Women less likely to hold leadership roles in mixed-sex businesses

Women who start new businesses with men experience limited opportunities to move into leadership roles. Similarly, women who co-found a business with their husbands have fewer chances to be in charge, according to study results published in the American Sociological Review.

Researchers used a national representative sample of 362 mixed-sex small, everyday businesses still in the startup stages, comprising 880 entrepreneurs and 70% husband-wife teams.

Study results showed gender inequality was reduced when entrepreneurial teams adopted organizational templates, such as signing a formal operation agreement and developing a business plan in the early stages of the company. These steps helped entrepreneurial teams evaluate men’s and women’s competence more equitably.

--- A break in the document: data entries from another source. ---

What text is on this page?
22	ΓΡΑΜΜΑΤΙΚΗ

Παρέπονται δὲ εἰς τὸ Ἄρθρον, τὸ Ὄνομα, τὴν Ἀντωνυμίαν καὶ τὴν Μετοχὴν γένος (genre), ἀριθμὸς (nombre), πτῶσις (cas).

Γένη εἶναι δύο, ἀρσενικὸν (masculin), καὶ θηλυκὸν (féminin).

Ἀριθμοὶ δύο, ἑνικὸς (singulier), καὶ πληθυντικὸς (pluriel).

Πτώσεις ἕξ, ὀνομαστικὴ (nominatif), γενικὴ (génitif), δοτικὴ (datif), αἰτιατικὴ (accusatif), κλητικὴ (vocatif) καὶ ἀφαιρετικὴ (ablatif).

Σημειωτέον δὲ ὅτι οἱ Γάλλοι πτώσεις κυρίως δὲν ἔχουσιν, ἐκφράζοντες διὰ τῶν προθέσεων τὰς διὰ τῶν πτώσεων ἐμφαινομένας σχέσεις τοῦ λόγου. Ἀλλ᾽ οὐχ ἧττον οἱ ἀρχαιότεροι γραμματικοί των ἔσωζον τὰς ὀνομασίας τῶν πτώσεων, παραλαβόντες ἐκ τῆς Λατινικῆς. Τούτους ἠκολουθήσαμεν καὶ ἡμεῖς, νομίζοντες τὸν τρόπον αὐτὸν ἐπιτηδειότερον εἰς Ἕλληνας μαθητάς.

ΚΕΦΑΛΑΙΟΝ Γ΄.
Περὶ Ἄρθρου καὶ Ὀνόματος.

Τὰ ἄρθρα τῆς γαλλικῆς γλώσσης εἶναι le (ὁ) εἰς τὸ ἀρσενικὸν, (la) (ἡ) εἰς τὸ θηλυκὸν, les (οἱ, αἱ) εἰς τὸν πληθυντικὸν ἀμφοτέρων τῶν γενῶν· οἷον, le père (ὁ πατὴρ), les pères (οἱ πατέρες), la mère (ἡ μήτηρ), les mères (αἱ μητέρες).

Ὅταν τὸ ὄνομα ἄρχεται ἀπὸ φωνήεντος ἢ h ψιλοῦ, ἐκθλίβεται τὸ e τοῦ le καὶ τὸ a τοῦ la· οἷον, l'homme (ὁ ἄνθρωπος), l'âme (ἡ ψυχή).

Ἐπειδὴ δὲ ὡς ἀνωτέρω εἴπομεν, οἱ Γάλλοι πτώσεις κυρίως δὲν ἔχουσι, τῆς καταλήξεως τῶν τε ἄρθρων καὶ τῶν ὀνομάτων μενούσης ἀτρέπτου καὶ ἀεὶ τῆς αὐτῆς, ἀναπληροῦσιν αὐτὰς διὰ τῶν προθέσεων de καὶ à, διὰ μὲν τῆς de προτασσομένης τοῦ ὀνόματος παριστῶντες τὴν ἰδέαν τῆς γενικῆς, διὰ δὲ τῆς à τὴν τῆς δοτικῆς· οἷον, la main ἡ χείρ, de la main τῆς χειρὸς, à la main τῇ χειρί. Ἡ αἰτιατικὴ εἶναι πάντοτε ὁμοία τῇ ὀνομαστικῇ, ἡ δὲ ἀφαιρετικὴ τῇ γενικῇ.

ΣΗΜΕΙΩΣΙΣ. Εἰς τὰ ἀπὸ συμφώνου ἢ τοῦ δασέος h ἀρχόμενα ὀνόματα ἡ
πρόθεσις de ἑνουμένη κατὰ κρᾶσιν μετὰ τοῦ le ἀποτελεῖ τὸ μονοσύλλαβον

Men and women had about the same chance to lead a team when that team adopted a formal ownership agreement, but without such an agreement, men were 85% more likely to be in charge than women.

“This work raises awareness of the conditions that limit women’s access and also makes us aware of what might be done to increase the likelihood that women will attain positions of authority,” Tiantian Yang, a graduate student in the department of sociology in the University of North Carolina at Chapel Hill’s college of arts and sciences, stated in a press release. “Our explanation for more pronounced gender inequality in spousal teams is that when husband and wife work together, they carry with them the cultural expectations for the male breadwinner and the female homemaker roles into the business setting. And the more children there are at home, the more it amplifies the expectation that the women will also take on the role of leader of the household.”

For more information:

Yang T. Am Sociol Rev. 2014;79:303-327.

Disclosure: The researchers have no relevant financial disclosures.